In this issue of Blood, Sinha et al describe the generation of 2 mouse lines with distinct point mutations in protease-activated receptor 1 (PAR1) that prevent the cleavage of the receptor by either thrombin or activated protein C (APC).1
In addition to fibrinogen cleavage, the coagulation protease thrombin also induces intracellular signaling in platelets, endothelial cells, and other cell types. These cellular responses are mediated, in part, by activation of the G-protein-coupled receptor known as PAR1. The receptor is activated via a unique mechanism. Thrombin cleaves its N-terminal exodomain at the Arg41 residue, resulting in the generation of a new N-terminus that acts as a tethered ligand. The new N-terminus binds to the extracellular domain of the receptor and induces transmembrane signaling.2 Discovery of PAR1 and subsequent generation of PAR1-deficient mice have been crucial to the understanding of the role of thrombin in hemostasis, thrombosis, embryonic development, and many aspects of vascular inflammation.3
The protein C pathway is one of the endogenous anticoagulant systems. Protein C is converted to APC by the thrombin-thrombomodulin-endothelial protein C receptor complex on endothelial surfaces.4 In addition to its well-documented anticoagulant activity, APC and the cofactors of the protein C pathway exert cytoprotective effects by inhibiting cell apoptosis and attenuating inflammatory responses.4 Riewald and colleagues demonstrated that some of the beneficial effects of APC are mediated by PAR1 activation,5 raising the question of how PAR1 activation could lead to both pro- and anti-inflammatory responses. This paradox was expanded further by studies investigating the role of PAR1 in vascular permeability, in which thrombin-mediated PAR1 activation led to the disruption of endothelial barrier function, whereas the cleavage of PAR1 by APC prevented vascular leakage.4 Over time, more data have been generated to support both sides of the story, resulting in some polarization within the scientific community. It was even proposed that PAR1 activation is unlikely to play any role in the physiological or pharmacological effects of APC because the affinity of thrombin for PAR1 was about 10 000-fold greater and would simply outcompete APC for PAR1 cleavage.6
Clarification of this controversy came with the elucidation of G-protein–coupled receptor-biased signaling: 1 receptor, 2 different ligands, 2 different responses.7 In 2012, Mosnier and colleagues demonstrated that APC cleaves PAR1 sequences not only at Arg41 (the thrombin cleavage site) but also at Arg46.8 Data from in vitro experiments suggested that the PAR1 N-terminus generated by APC cleavage at Arg46 is a novel biased agonist that mediates cytoprotective PAR1 signaling.8 Two mouse lines generated by Sinha and colleagues help to further probe biased PAR1 signaling. Introduction of a point mutation in the PAR1 gene at Arg41 reproduced the partial embryonic lethality observed in PAR1-deficient animals but did not affect the APC-mediated protection in mouse models of sepsis and brain ischemia/reperfusion injury. In contrast, a mutation at Arg46 did not influence embryonic development; however, it rendered mice unresponsive to APC treatment, thereby demonstrating the requirement for cleavage at Arg46 for the beneficial effects of APC in vivo (see figure).

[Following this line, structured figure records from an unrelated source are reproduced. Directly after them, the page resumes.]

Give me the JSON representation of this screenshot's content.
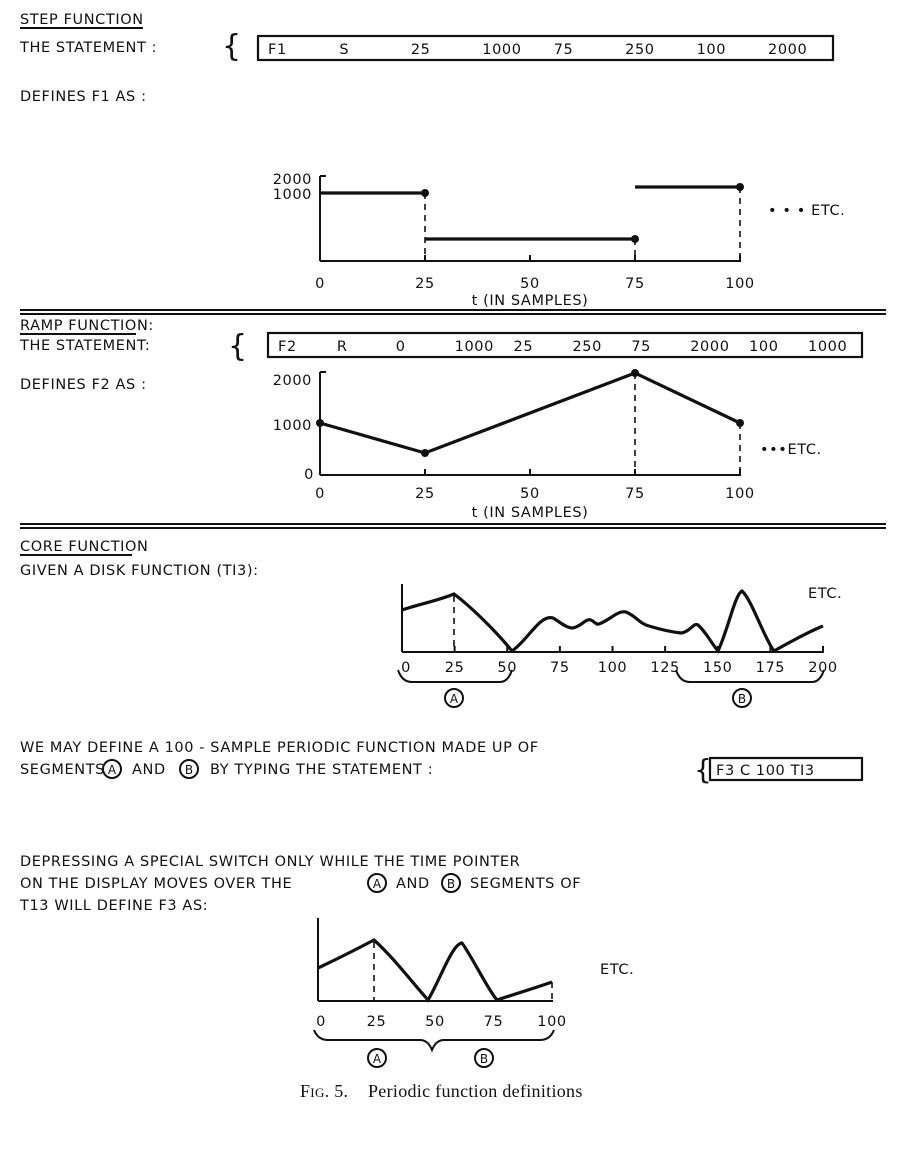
{
  "step": {
    "heading": "STEP FUNCTION",
    "statement_label": "THE STATEMENT :",
    "statement_tokens": [
      "F1",
      "S",
      "25",
      "1000",
      "75",
      "250",
      "100",
      "2000"
    ],
    "defines_label": "DEFINES F1 AS :",
    "y_ticks": [
      "2000",
      "1000"
    ],
    "x_ticks": [
      "0",
      "25",
      "50",
      "75",
      "100"
    ],
    "x_label": "t (IN SAMPLES)",
    "etc": "• • • ETC.",
    "points": [
      {
        "t": 0,
        "v": 1000
      },
      {
        "t": 25,
        "v": 1000
      },
      {
        "t": 25,
        "v": 250
      },
      {
        "t": 75,
        "v": 250
      },
      {
        "t": 75,
        "v": 2000
      },
      {
        "t": 100,
        "v": 2000
      }
    ]
  },
  "ramp": {
    "heading": "RAMP FUNCTION:",
    "statement_label": "THE STATEMENT:",
    "statement_tokens": [
      "F2",
      "R",
      "0",
      "1000",
      "25",
      "250",
      "75",
      "2000",
      "100",
      "1000"
    ],
    "defines_label": "DEFINES F2 AS :",
    "y_ticks": [
      "2000",
      "1000",
      "0"
    ],
    "x_ticks": [
      "0",
      "25",
      "50",
      "75",
      "100"
    ],
    "x_label": "t (IN SAMPLES)",
    "etc": "•••ETC.",
    "points": [
      {
        "t": 0,
        "v": 1000
      },
      {
        "t": 25,
        "v": 250
      },
      {
        "t": 75,
        "v": 2000
      },
      {
        "t": 100,
        "v": 1000
      }
    ]
  },
  "core": {
    "heading": "CORE FUNCTION",
    "given_label": "GIVEN A DISK FUNCTION (TI3):",
    "x_ticks": [
      "0",
      "25",
      "50",
      "75",
      "100",
      "125",
      "150",
      "175",
      "200"
    ],
    "etc": "ETC.",
    "segment_a": "A",
    "segment_b": "B",
    "para1_line1": "WE MAY DEFINE A 100 - SAMPLE PERIODIC FUNCTION MADE UP OF",
    "para1_line2_a": "SEGMENTS",
    "para1_line2_b": "AND",
    "para1_line2_c": "BY TYPING THE STATEMENT :",
    "statement": "F3 C 100 TI3",
    "para2_line1": "DEPRESSING A SPECIAL SWITCH ONLY WHILE THE TIME POINTER",
    "para2_line2_a": "ON THE DISPLAY MOVES OVER THE",
    "para2_line2_b": "AND",
    "para2_line2_c": "SEGMENTS OF",
    "para2_line3": "T13 WILL DEFINE F3 AS:",
    "result_x_ticks": [
      "0",
      "25",
      "50",
      "75",
      "100"
    ],
    "result_etc": "ETC."
  },
  "caption": {
    "fig": "Fig. 5.",
    "text": "Periodic function definitions"
  }
}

Mouse lines with point mutations affecting cleavage of the receptor by various proteases will be valuable tools to study in vivo PAR1 responses for which the PAR1 knockout mouse model was not optimal. These are useful tools to study not only the opposing functions of PAR1 but also the consequences of signaling mediated by various homo- and heterodimers formed by PAR1 and other members of the PAR family. In addition, mice with mutations in the PAR2 gene, which make the PAR2 receptor resistant to cleavage by factor Xa (PAR2 G37I) or completely insensitive to cleavage (PAR2 R38E), have recently been developed and will provide insight into candidate coagulation protease activation of PAR2 in various pathological conditions.9
Finally, thrombin-PAR1 signaling plays an important role in human platelet biology. However, in contrast to human platelets that express PAR1 and PAR4, mouse platelets express PAR3 and PAR4.3 This difference in PAR expression has limited the utility of mouse models in investigating the role of PAR1 in platelets. After several unsuccessful attempts, an overexpression of functional human PAR1 in mouse platelets has been recently reported,10 overcoming the remaining obstacle to studying PAR1 responses in vivo in mice. Armed with all the novel mouse models mentioned above, as well as with recently generated PAR1 and PAR2 floxed mice, we are entering a new, exciting era for PAR research.
Conflict-of-interest disclosure: The author declares no competing financial interests.